Publie le vendredi 28 octobre 2005 par Open-Publishing

Au troisième jour de notre visite des zones affectées par l’ouragan
"Stan", nous arrivons à Tapachula, ville à laquelle il était impossible
d’accéder, il y a quelques jours encore. Des familles membres des bases
d’appui zapatistes y vivent, dispersées dans plusieurs cités et quartiers
de la ville tels que les quartiers Girasoles, 5-Février, Franboyanes, Los
Reyes, Santa Clara et Democracia, ainsi que dans d’autres communes
voisines, comme Cacahuatán.

Pour nous y rendre, nous avons dû franchir la rivière Coatán. Sur des
centaines de mètres le long de ses berges, tout n’est que désolation. La
ville n’a pas meilleure mine, mais, de façon incompréhensible, cette zone
n’est pas déclarée zone de catastrophe, alors que nos yeux le démentent à
chaque instant. Visiblement, les habitants non plus ne sont pas d’accord,
pas plus que les avenues ravagées, les maisons ensevelies, les parents qui
pleurent leurs défunts. Personne, en fait. La vue dantesque offre un
contrepoint aux affiches officielles qui semblent ironiser en déclarant :
"Le gouvernement de Pablo (Salazar) fait de Tapachula la ville que nous
méritons."

Nous n’avons pu voir la maison que d’un seul compa, Martín, les autres
étant au travail ou ne pouvant être localisés. Les compas y avaient sept
machines à écrire, un micro-ordinateur, deux réfrigérateurs, des lits...
tout est enseveli aujourd’hui. Juste à côté, il y avait l’école autonome
avec ses tableaux, ses pupitres, ses cahiers... elle a souffert beaucoup de
dégâts, la moitié du bâtiment est enterré.

Le compa raconte : "Je n’ai pas pu sortir, j’ai passé quatre jours là-haut
(sur le toit) sans avoir rien à manger ni rien. Et il pleuvait sans arrêt.
Un homme a été emporté par le courant, il agitait les bras... Nous ne
l’avons pas revu." Il ajoute qu’à Cancún la catastrophe n’a pas été aussi
importante parce que les autorités ont prévenu à temps. Les habitants ont
pu barricader portes et fenêtres et s’enfuir. Indigné, il demande :
"Pourquoi ne nous a-t-on pas prévenus, à nous ?" Il donne lui-même la
réponse en disant que c’est parce que, eux, à Cancún, ils produisent,
tandis que lui et les autres, non. "Mais les gens ne s’en rendent pas
compte, de ça. C’est normal, parce que le gouvernement ne veut pas que ça
se sache. Ça te donne sacrément envie d’aller leur casser la tête à ceux
du gouvernement, mais on se retient parce qu’on est zapatistes."
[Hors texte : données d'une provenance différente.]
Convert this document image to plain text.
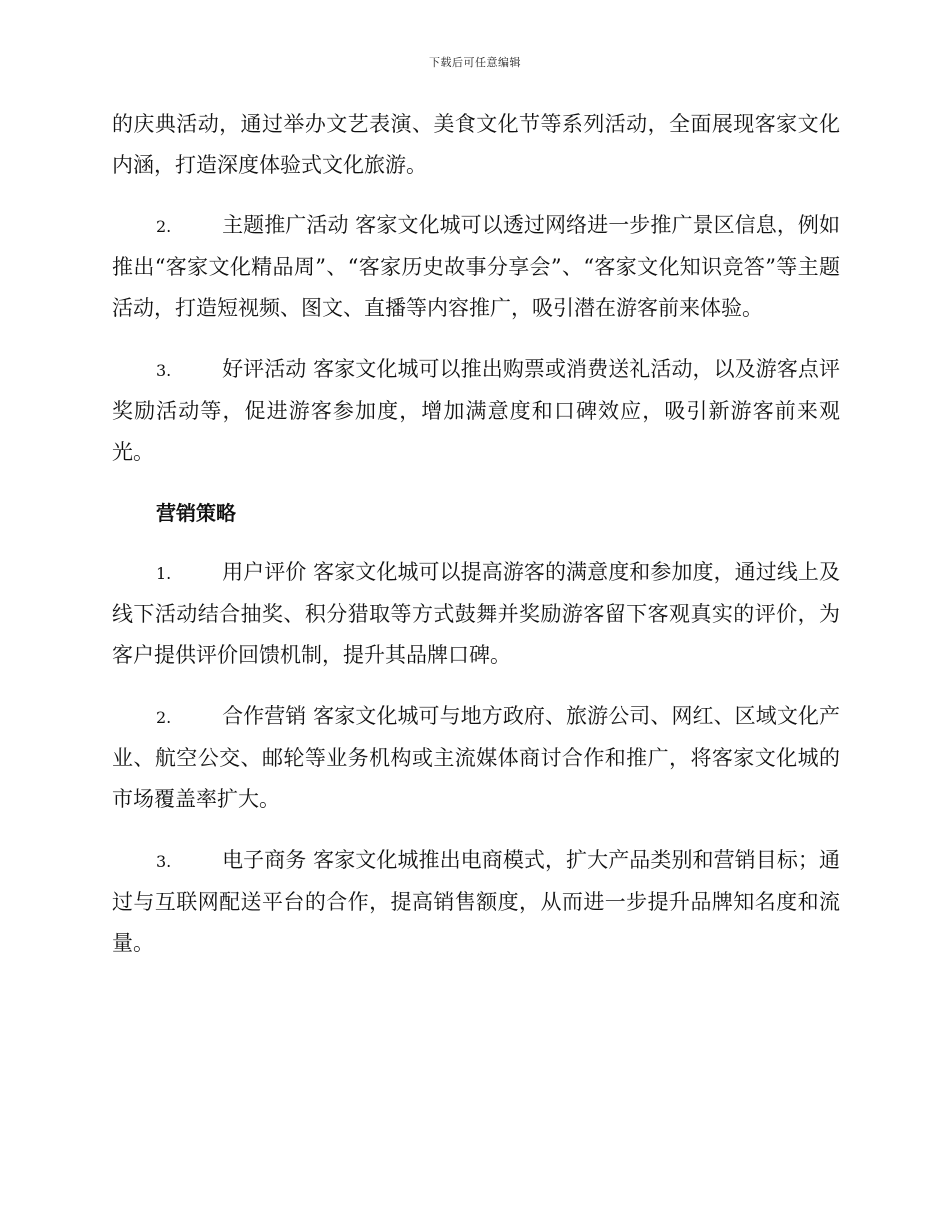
下载后可任意编辑

的庆典活动，通过举办文艺表演、美食文化节等系列活动，全面展现客家文化内涵，打造深度体验式文化旅游。

2. 主题推广活动 客家文化城可以透过网络进一步推广景区信息，例如推出“客家文化精品周”、“客家历史故事分享会”、“客家文化知识竞答”等主题活动，打造短视频、图文、直播等内容推广，吸引潜在游客前来体验。

3. 好评活动 客家文化城可以推出购票或消费送礼活动，以及游客点评奖励活动等，促进游客参加度，增加满意度和口碑效应，吸引新游客前来观光。

营销策略

1. 用户评价 客家文化城可以提高游客的满意度和参加度，通过线上及线下活动结合抽奖、积分猎取等方式鼓舞并奖励游客留下客观真实的评价，为客户提供评价回馈机制，提升其品牌口碑。

2. 合作营销 客家文化城可与地方政府、旅游公司、网红、区域文化产业、航空公交、邮轮等业务机构或主流媒体商讨合作和推广，将客家文化城的市场覆盖率扩大。

3. 电子商务 客家文化城推出电商模式，扩大产品类别和营销目标；通过与互联网配送平台的合作，提高销售额度，从而进一步提升品牌知名度和流量。
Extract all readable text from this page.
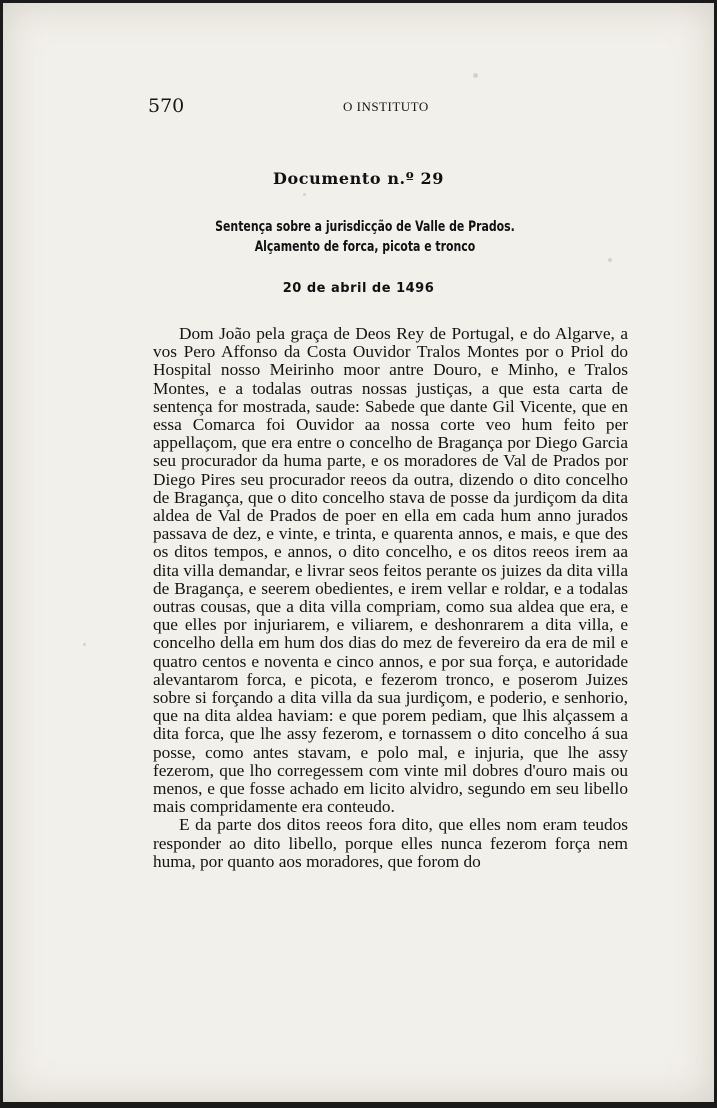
570	O INSTITUTO
Documento n.º 29
Sentença sobre a jurisdicção de Valle de Prados.
Alçamento de forca, picota e tronco
20 de abril de 1496

Dom João pela graça de Deos Rey de Portugal, e do Algarve, a vos Pero Affonso da Costa Ouvidor Tralos Montes por o Priol do Hospital nosso Meirinho moor antre Douro, e Minho, e Tralos Montes, e a todalas outras nossas justiças, a que esta carta de sentença for mostrada, saude: Sabede que dante Gil Vicente, que en essa Comarca foi Ouvidor aa nossa corte veo hum feito per appellaçom, que era entre o concelho de Bragança por Diego Garcia seu procurador da huma parte, e os moradores de Val de Prados por Diego Pires seu procurador reeos da outra, dizendo o dito concelho de Bragança, que o dito concelho stava de posse da jurdiçom da dita aldea de Val de Prados de poer en ella em cada hum anno jurados passava de dez, e vinte, e trinta, e quarenta annos, e mais, e que des os ditos tempos, e annos, o dito concelho, e os ditos reeos irem aa dita villa demandar, e livrar seos feitos perante os juizes da dita villa de Bragança, e seerem obedientes, e irem vellar e roldar, e a todalas outras cousas, que a dita villa compriam, como sua aldea que era, e que elles por injuriarem, e viliarem, e deshonrarem a dita villa, e concelho della em hum dos dias do mez de fevereiro da era de mil e quatro centos e noventa e cinco annos, e por sua força, e autoridade alevantarom forca, e picota, e fezerom tronco, e poserom Juizes sobre si forçando a dita villa da sua jurdiçom, e poderio, e senhorio, que na dita aldea haviam: e que porem pediam, que lhis alçassem a dita forca, que lhe assy fezerom, e tornassem o dito concelho á sua posse, como antes stavam, e polo mal, e injuria, que lhe assy fezerom, que lho corregessem com vinte mil dobres d'ouro mais ou menos, e que fosse achado em licito alvidro, segundo em seu libello mais compridamente era conteudo.

E da parte dos ditos reeos fora dito, que elles nom eram teudos responder ao dito libello, porque elles nunca fezerom força nem huma, por quanto aos moradores, que forom do
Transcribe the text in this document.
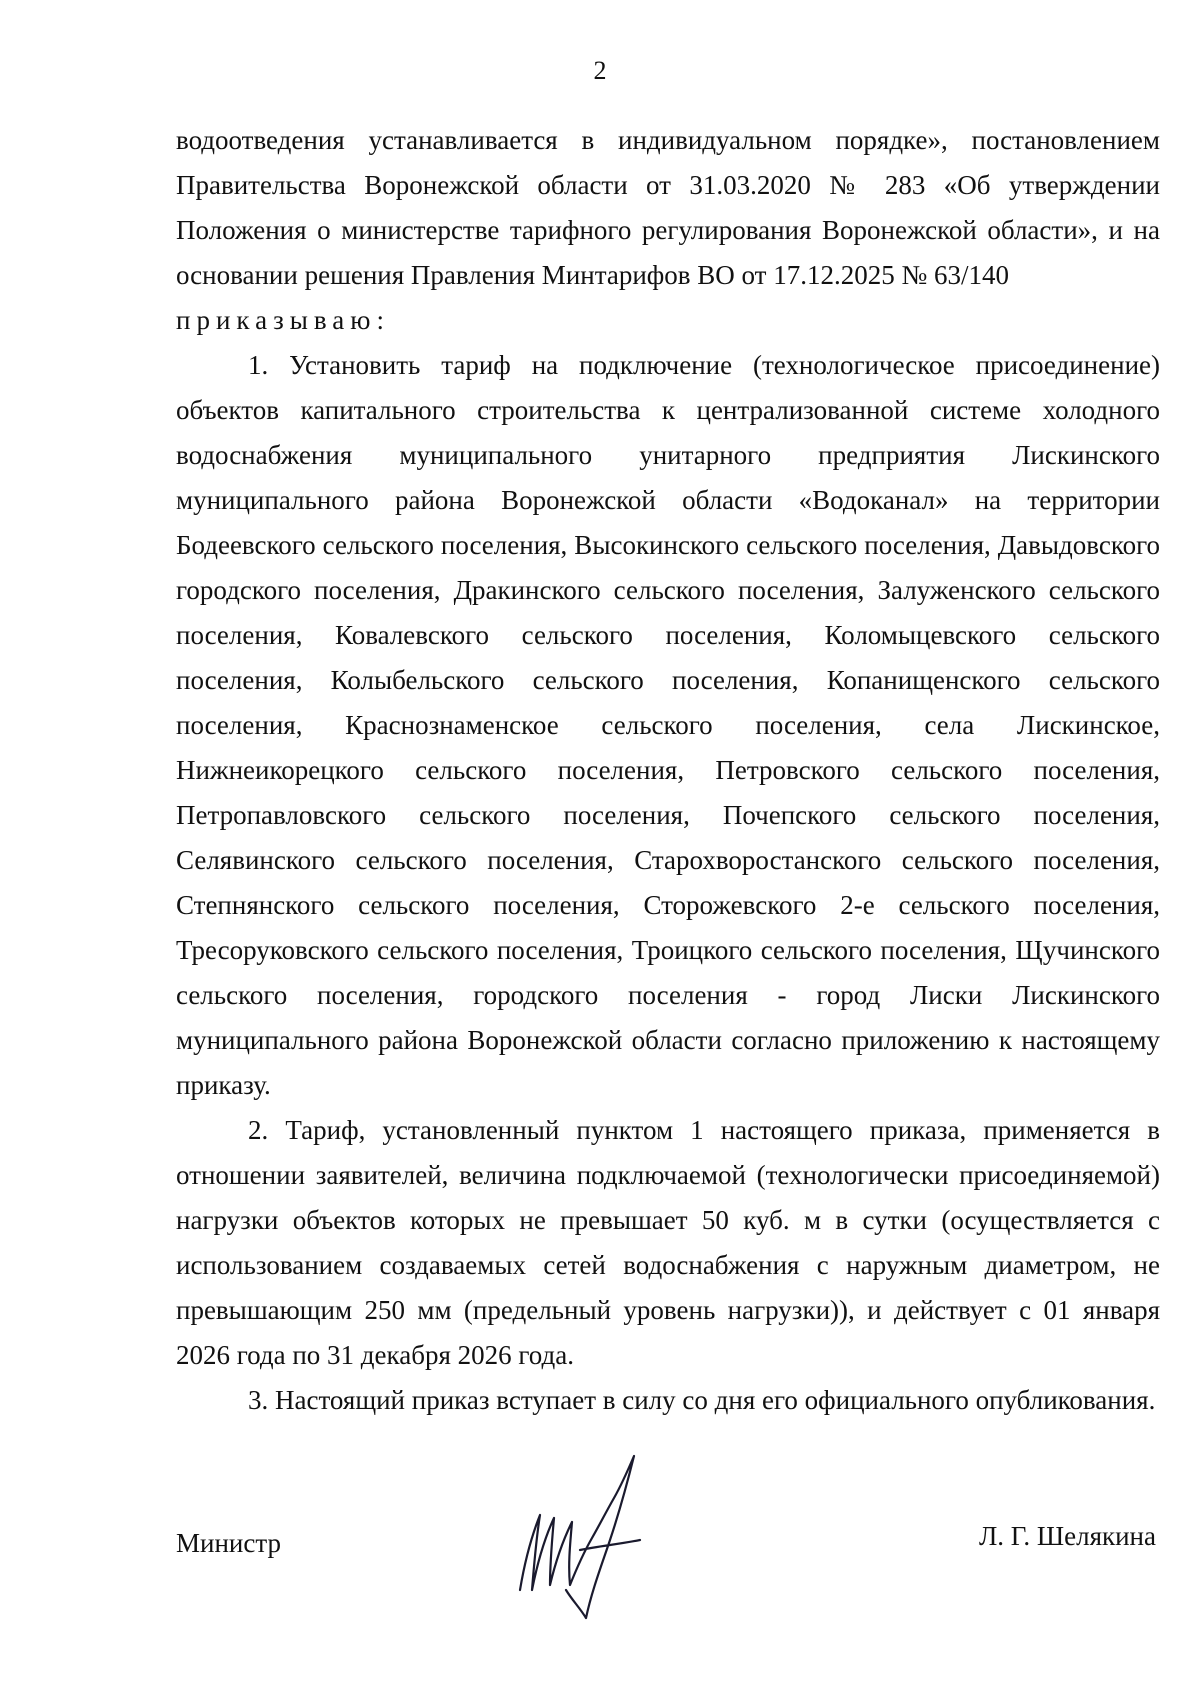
2

водоотведения устанавливается в индивидуальном порядке», постановлением Правительства Воронежской области от 31.03.2020 № 283 «Об утверждении Положения о министерстве тарифного регулирования Воронежской области», и на основании решения Правления Минтарифов ВО от 17.12.2025 № 63/140

приказываю:

1. Установить тариф на подключение (технологическое присоединение) объектов капитального строительства к централизованной системе холодного водоснабжения муниципального унитарного предприятия Лискинского муниципального района Воронежской области «Водоканал» на территории Бодеевского сельского поселения, Высокинского сельского поселения, Давыдовского городского поселения, Дракинского сельского поселения, Залуженского сельского поселения, Ковалевского сельского поселения, Коломыцевского сельского поселения, Колыбельского сельского поселения, Копанищенского сельского поселения, Краснознаменское сельского поселения, села Лискинское, Нижнеикорецкого сельского поселения, Петровского сельского поселения, Петропавловского сельского поселения, Почепского сельского поселения, Селявинского сельского поселения, Старохворостанского сельского поселения, Степнянского сельского поселения, Сторожевского 2-е сельского поселения, Тресоруковского сельского поселения, Троицкого сельского поселения, Щучинского сельского поселения, городского поселения - город Лиски Лискинского муниципального района Воронежской области согласно приложению к настоящему приказу.

2. Тариф, установленный пунктом 1 настоящего приказа, применяется в отношении заявителей, величина подключаемой (технологически присоединяемой) нагрузки объектов которых не превышает 50 куб. м в сутки (осуществляется с использованием создаваемых сетей водоснабжения с наружным диаметром, не превышающим 250 мм (предельный уровень нагрузки)), и действует с 01 января 2026 года по 31 декабря 2026 года.

3. Настоящий приказ вступает в силу со дня его официального опубликования.

Министр	Л. Г. Шелякина
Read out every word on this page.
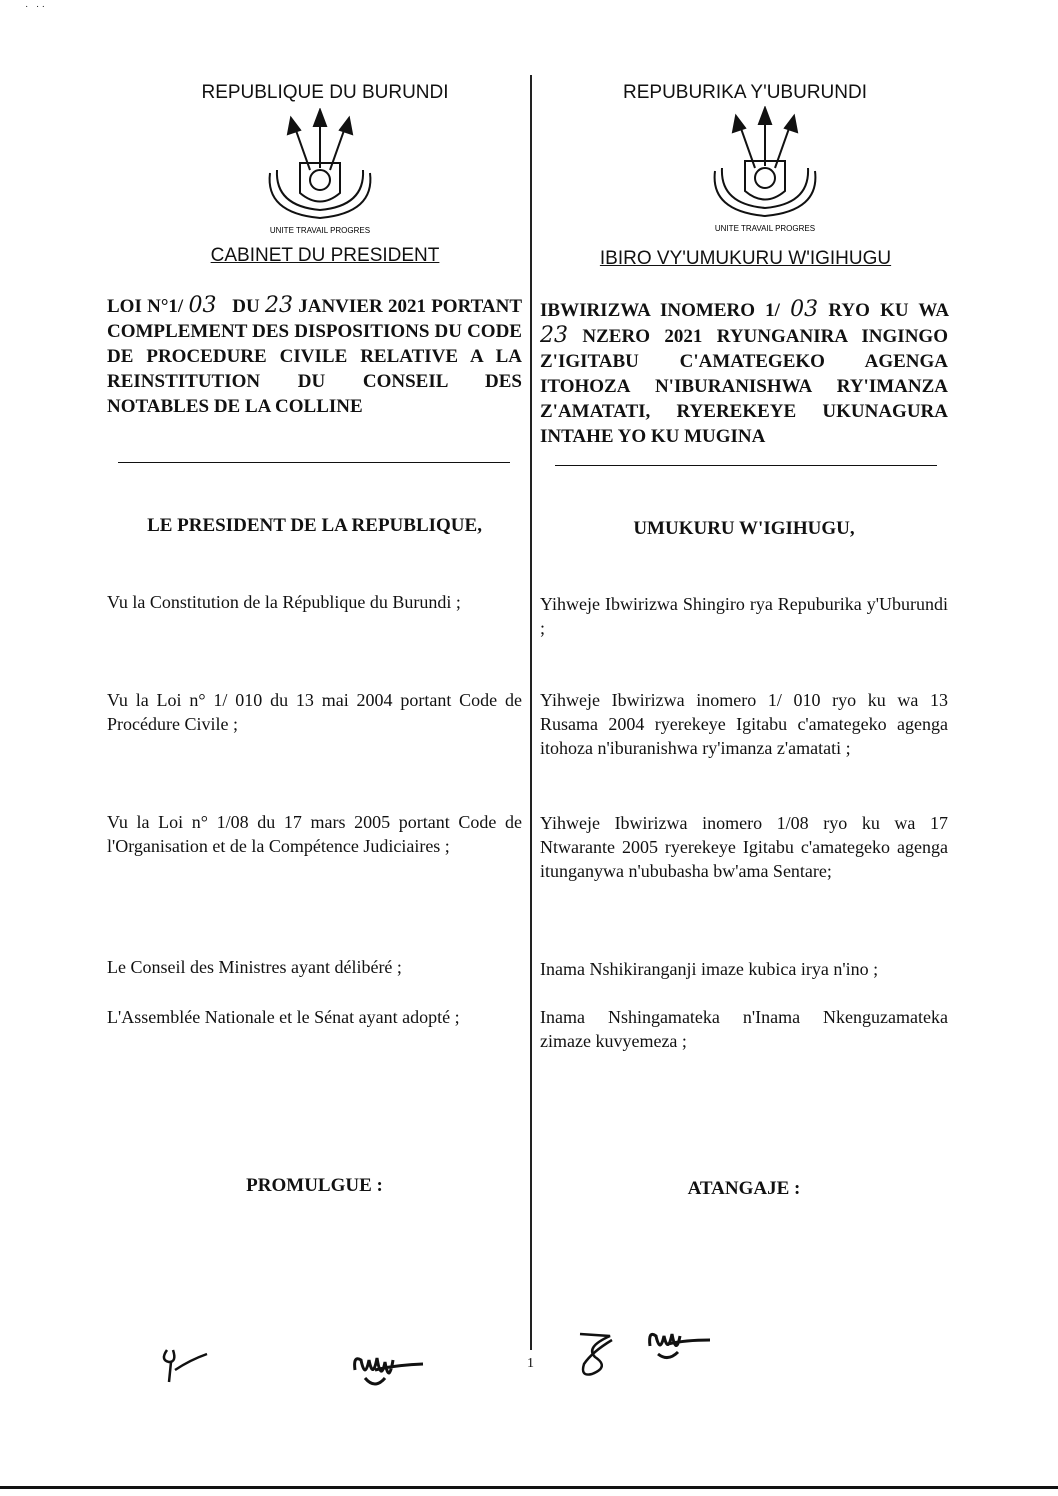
˙   ˙ ˙
REPUBLIQUE DU BURUNDI
UNITE TRAVAIL PROGRES
CABINET DU PRESIDENT
LOI N°1/ 03 DU 23 JANVIER 2021 PORTANT COMPLEMENT DES DISPOSITIONS DU CODE DE PROCEDURE CIVILE RELATIVE A LA REINSTITUTION DU CONSEIL DES NOTABLES DE LA COLLINE
LE PRESIDENT DE LA REPUBLIQUE,
Vu la Constitution de la République du Burundi ;
Vu la Loi n° 1/ 010 du 13 mai 2004 portant Code de Procédure Civile ;
Vu la Loi n° 1/08 du 17 mars 2005 portant Code de l'Organisation et de la Compétence Judiciaires ;
Le Conseil des Ministres ayant délibéré ;
L'Assemblée Nationale et le Sénat ayant adopté ;
PROMULGUE :
REPUBURIKA Y'UBURUNDI
UNITE TRAVAIL PROGRES
IBIRO VY'UMUKURU W'IGIHUGU
IBWIRIZWA INOMERO 1/ 03 RYO KU WA 23 NZERO 2021 RYUNGANIRA INGINGO Z'IGITABU C'AMATEGEKO AGENGA ITOHOZA N'IBURANISHWA RY'IMANZA Z'AMATATI, RYEREKEYE UKUNAGURA INTAHE YO KU MUGINA
UMUKURU W'IGIHUGU,
Yihweje Ibwirizwa Shingiro rya Repuburika y'Uburundi ;
Yihweje Ibwirizwa inomero 1/ 010 ryo ku wa 13 Rusama 2004 ryerekeye Igitabu c'amategeko agenga itohoza n'iburanishwa ry'imanza z'amatati ;
Yihweje Ibwirizwa inomero 1/08 ryo ku wa 17 Ntwarante 2005 ryerekeye Igitabu c'amategeko agenga itunganywa n'ububasha bw'ama Sentare;
Inama Nshikiranganji imaze kubica irya n'ino ;
Inama Nshingamateka n'Inama Nkenguzamateka zimaze kuvyemeza ;
ATANGAJE :
1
Il n’a pas été plus tendre envers les aides officielles : "Pendant deux
jours, il n’y a qu’un seul hélicoptère qui s’est pointé, quand Fox et
Pablo sont venus traîner leurs basques, à déverser leurs mensonges." Le
pire, d’après ce qu’il nous dit, c’est qu’il a entendu à la radio qu’il
avait pu emporter avec lui sur le toit que les hélicoptères n’évacuaient
que les enfants des fonctionnaires, des artistes et des fils à papa. "Les
petits des marranos (des cochons) étaient plus propres que les refuges, où
il n’y avait rien." Et d’ajouter : "Ça m’enrage de savoir que même les
gens qui sont pour le gouvernement, ils ne les aidaient pas. C’était
humiliant, ils leurs donnaient une poignée de lentilles pour cinq
personnes. Si nous, les zapatistes, on avait de quoi, on donnerait tout
aux pauvres, qu’ils soient avec notre lutte ou non. Nous, nous
n’attendions rien d’eux. S’ils étaient venus me chercher, je ne serais pas
descendu (du toit), je ne lutte pas depuis hier."

Le prix des denrées de base a presque quintuplé. Le prix d’une
demi-douzaine d’œufs, par exemple, est passé de 20 à 90 pesos. Du coup,
c’est cocasse de lire des annonces du style "les programmes d’aide sociale
ne s’échangent pas contre des votes ou de l’argent. Ne vous laissez pas
duper !". Surtout juste après qu’on nous a raconté que les gens proches du
gouvernement réceptionnent les aides matérielles et font du trafic. Par
ailleurs, selon ce qu’il nous dit encore, les dirigeants corrompus du PRI
racolent les clients et passent de maison en maison en disant que les
aides sont arrivées. À l’approche des élections, curieusement. "C’est
maintenant qu’ils essaient de se rallier les habitants, en profitant de
leurs besoins, mais les gens sont furieux."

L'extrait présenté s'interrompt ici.